História: Chef-d'œuvre accidentel
Dans les couloirs tranquilles du musée de la ville, Geoffroy, le nouvel assistant, attendait la livraison de la dernière œuvre du maître peintre connu seulement sous le nom de Pinceau.
La porte s’est ouverte et une femme livreuse est entrée, une grande toile couverte de couleurs étonnantes sous le bras. Elle ne la portait pas correctement.
« Faites attention ! » a crié Geoffroy en lui prenant le cadre.
« Peu importe », a-t-elle dit, avant de le bousculer et d’entrer dans le bureau du Conservateur jonché de papiers.
Geoffroy a soigneusement emmené le tableau à l’endroit le plus prestigieux du musée et l’a accroché au mur.
Le lendemain, la scène artistique au complet est venue au musée pour contempler le chef-d’œuvre. La salle était pleine de visiteurs du lever au coucher du soleil. Avant même que la journée ne soit terminée, les journaux ont imprimé les opinions des critiques sur la nouvelle œuvre. Ils ont été étonnés par son ‘explosion éclatante de couleurs’, sa ‘déclaration chromatique audacieuse’ et sa ‘résonance émotionnelle profonde et brute.’

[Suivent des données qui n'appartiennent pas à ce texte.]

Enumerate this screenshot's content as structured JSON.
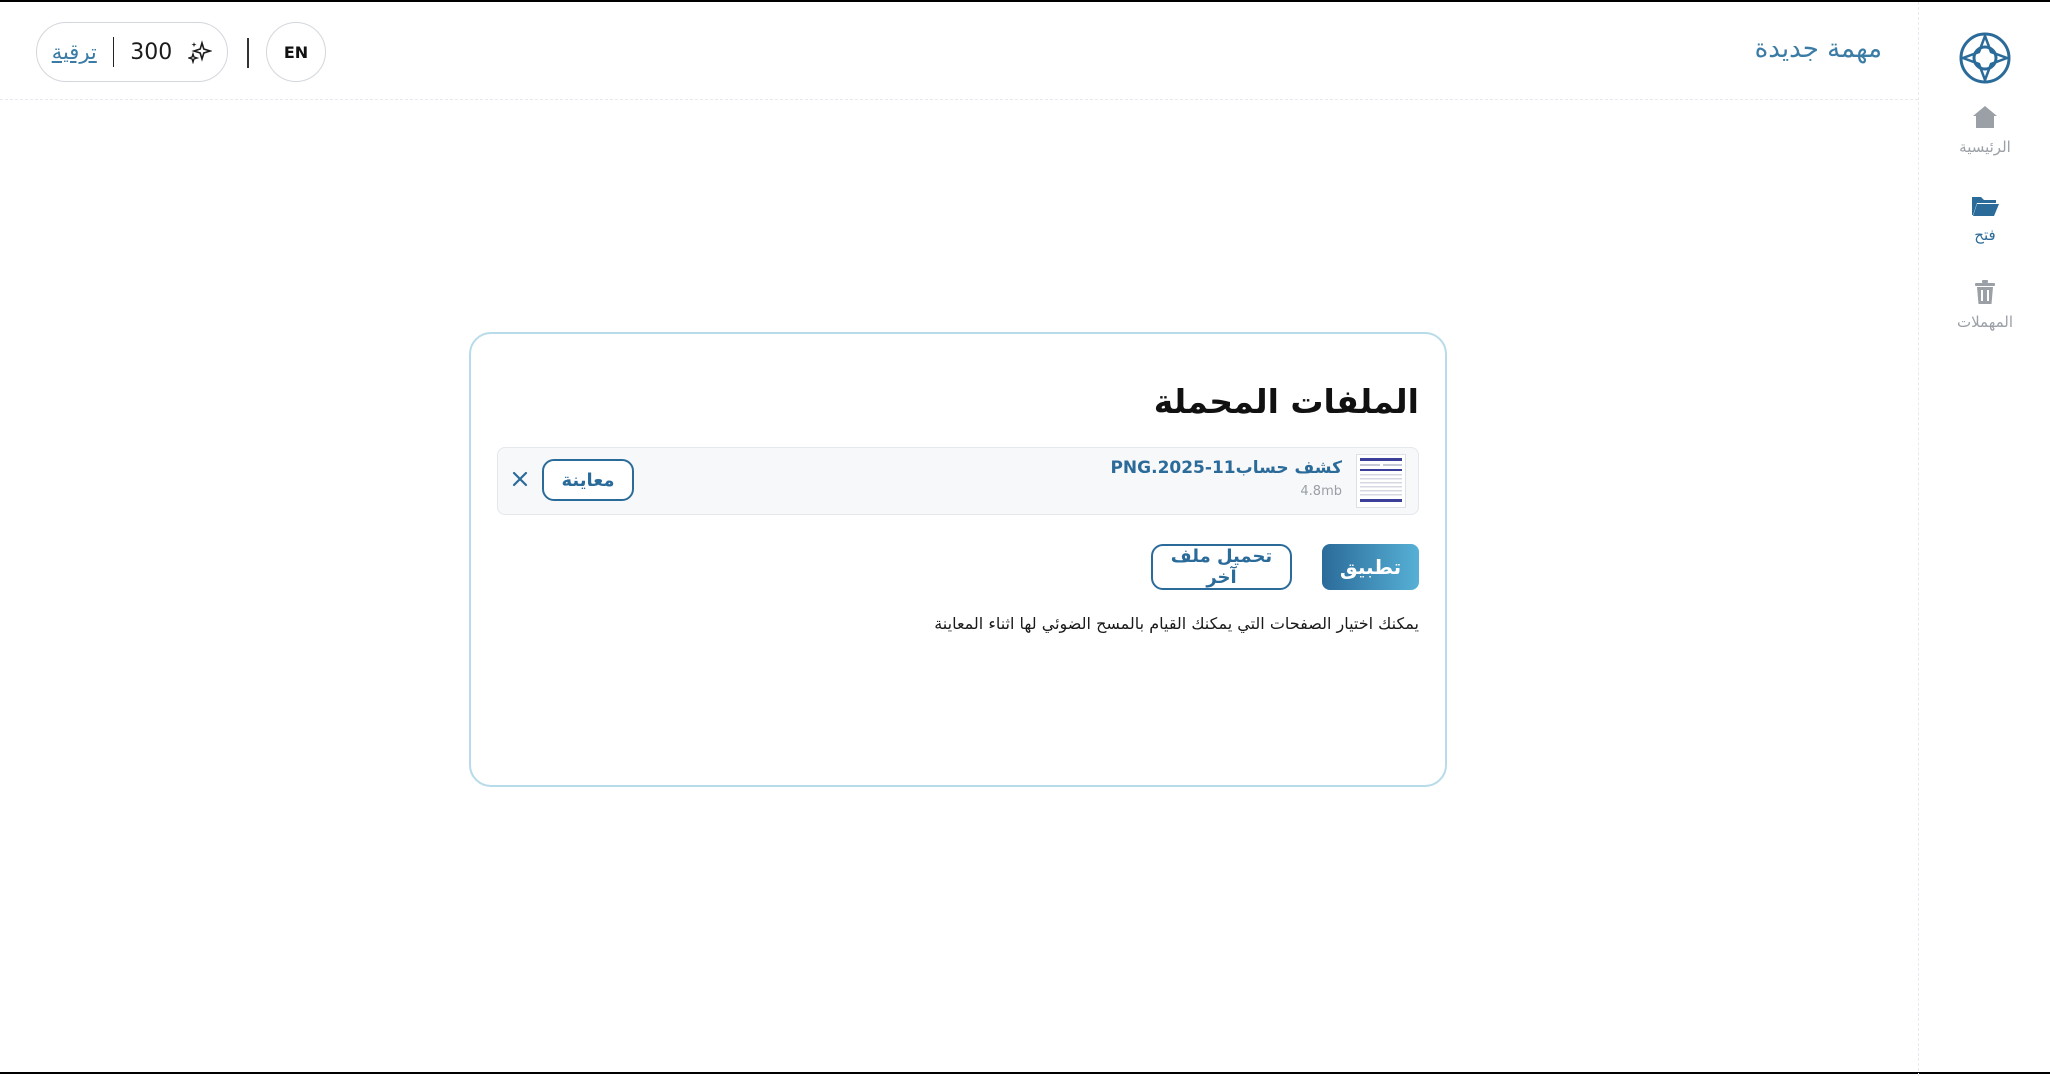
{
  "sidebar": {
    "items": [
      {
        "label": "الرئيسية",
        "icon": "home-icon"
      },
      {
        "label": "فتح",
        "icon": "folder-open-icon"
      },
      {
        "label": "المهملات",
        "icon": "trash-icon"
      }
    ]
  },
  "header": {
    "title": "مهمة جديدة",
    "upgrade_label": "ترقية",
    "credits": "300",
    "language_label": "EN"
  },
  "card": {
    "title": "الملفات المحملة",
    "file": {
      "name": "كشف حساب11-PNG.2025",
      "size": "4.8mb",
      "preview_label": "معاينة"
    },
    "apply_label": "تطبيق",
    "upload_another_label": "تحميل ملف آخر",
    "hint": "يمكنك اختيار الصفحات التي يمكنك القيام بالمسح الضوئي لها اثناء المعاينة"
  },
  "colors": {
    "accent": "#2b6b9a",
    "accent_light": "#56b0d6",
    "card_border": "#b7dbe8",
    "muted": "#9aa0a6"
  }
}
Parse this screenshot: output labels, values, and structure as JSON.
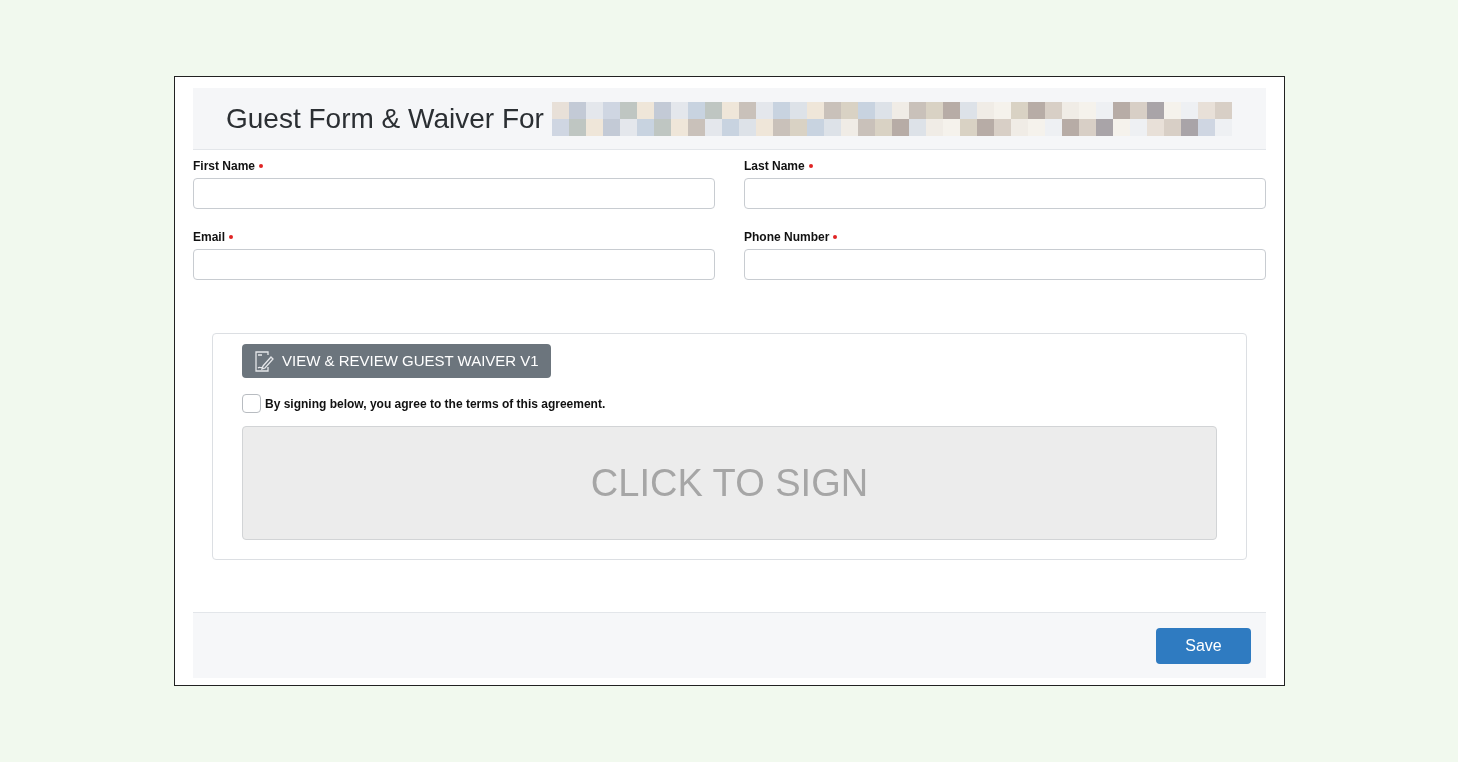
{
  "header": {
    "title": "Guest Form & Waiver For"
  },
  "fields": [
    {
      "label": "First Name",
      "required": true
    },
    {
      "label": "Last Name",
      "required": true
    },
    {
      "label": "Email",
      "required": true
    },
    {
      "label": "Phone Number",
      "required": true
    }
  ],
  "waiver": {
    "button": "VIEW & REVIEW GUEST WAIVER V1",
    "agreement": {
      "label": "By signing below, you agree to the terms of this agreement.",
      "checked": false
    },
    "signature": "CLICK TO SIGN"
  },
  "footer": {
    "button": "Save"
  }
}
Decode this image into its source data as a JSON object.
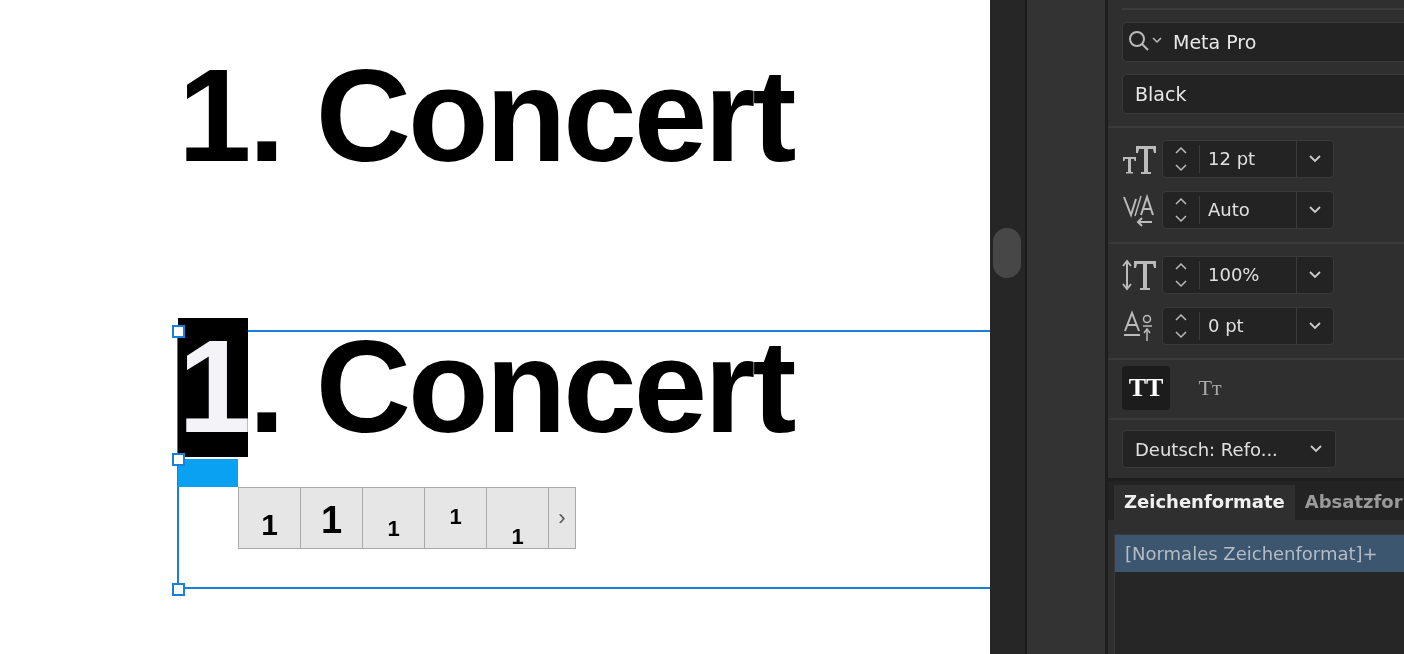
{
  "canvas": {
    "heading": "1. Concert",
    "selected_heading": [
      {
        "text": "1",
        "selected": true
      },
      {
        "text": ". Concert",
        "selected": false
      }
    ],
    "glyph_alternates": [
      {
        "text": "1",
        "kind": "normal"
      },
      {
        "text": "1",
        "kind": "tall"
      },
      {
        "text": "1",
        "kind": "small"
      },
      {
        "text": "1",
        "kind": "superscript"
      },
      {
        "text": "1",
        "kind": "subscript"
      }
    ],
    "more_button": "›"
  },
  "character_panel": {
    "font_family": "Meta Pro",
    "font_style": "Black",
    "spinners": [
      {
        "kind": "size",
        "value": "12 pt"
      },
      {
        "kind": "tracking",
        "value": "Auto"
      },
      {
        "kind": "vscale",
        "value": "100%"
      },
      {
        "kind": "baseline",
        "value": "0 pt"
      }
    ],
    "case_buttons": [
      {
        "kind": "all-caps",
        "text": "TT",
        "selected": true
      },
      {
        "kind": "small-caps",
        "text": "Tт",
        "selected": false
      }
    ],
    "language": "Deutsch: Refo...",
    "tabs": [
      {
        "label": "Zeichenformate",
        "selected": true
      },
      {
        "label": "Absatzfor",
        "selected": false
      }
    ],
    "styles": [
      {
        "label": "[Normales Zeichenformat]+",
        "selected": true
      }
    ]
  }
}
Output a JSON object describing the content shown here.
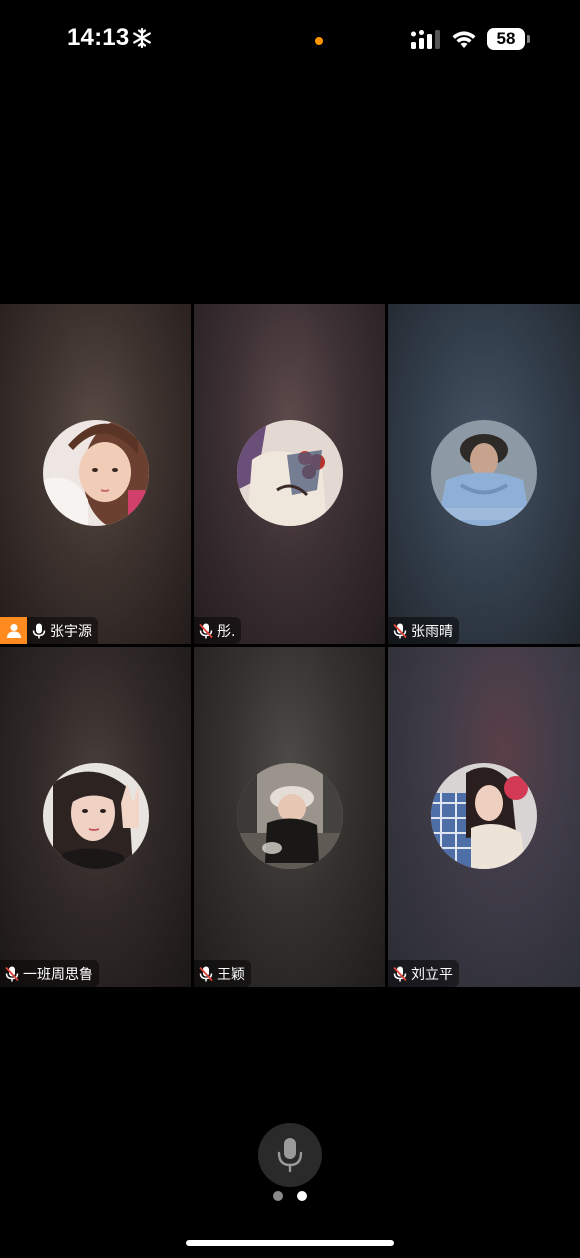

Au cours de la semaine suivante, alors que les articles des critiques circulaient largement, le musée a attiré plus de visiteurs que jamais, et le Conservateur était ravi. La salle où le chef-d’œuvre était exposé a été bondée de monde toute la journée. Ils ont discuté d’interprétations de plus en plus profondes de l’œuvre, déchiffrant “l’audacieuse exploration de la forme et de la couleur”, et discutant de son “impact viscéral sur le psychisme du spectateur”.
Puis à la fin de la semaine, avant de fermer le musée, Geoffroy a entendu frapper. Un livreur est arrivé.
« Je m’excuse platement de faire cette livraison une semaine en retard », a-t-il dit, en remettant soigneusement à Geoffroy la véritable œuvre d’art.
Geoffroy n’est pas resté longtemps déconcerté. Quelques instants après le départ du livreur, la première livreuse rencontrée est sortie du bureau du Conservateur avec le Conservateur.
« Oh, vous avez rencontré Geneviève, notre Nettoyeuse, n’est-ce pas ? » a dit le Conservateur.
« Oui, on s’est rencontrés », a dit la Nettoyeuse. « Vous m’avez bousculée quand je portais une des toiles sales du département de restauration à la poubelle. Pourquoi diable ? C’est une autre que vous portez ? »
Geoffroy a réalisé son erreur, et a su qu’il n’y avait aucun moyen de la cacher. Il a tout avoué au Conservateur et à la Nettoyeuse. Le Conservateur est devenu blanc comme un linge, tandis que Geneviève s’est écroulée à terre en riant hystériquement.
Le Conservateur a dû faire une déclaration. Pendant la nuit, les critiques ont écrit et publié des rétractations véhémentes, expliquant comment leurs articles précédents auraient dû être interprétés comme satiriques ou sarcastiques.
La véritable œuvre d’art a été remplacée, et les critiques sont revenus. Cette fois, ils ont été prudents avant de s’exprimer, mais la valeur de la véritable œuvre d’art était difficile à nier. Son détail était sublime, et il ne faisait aucun doute que seul le peintre énigmatique connu sous le nom de Pinceau aurait pu la produire. Ils ont écrit de nouveaux articles discutant de son “exploration profonde de la condition humaine” et de son “équilibre délicat entre ce qui est et ce qui n’est pas”.
Une fois que l’agitation est retombée, Geoffroy s’est retrouvé une fois de plus dans les couloirs paisibles du musée. Puis il a remarqué le journal du jour. Le titre annonçait : « L’identité de l’artiste connue sous le nom de Pinceau est révélée. » Une photo de Geneviève la Nettoyeuse était visible. En dessous, il était écrit, « L’artiste révèle aussi le titre de son dernier travail : Toile Sale ».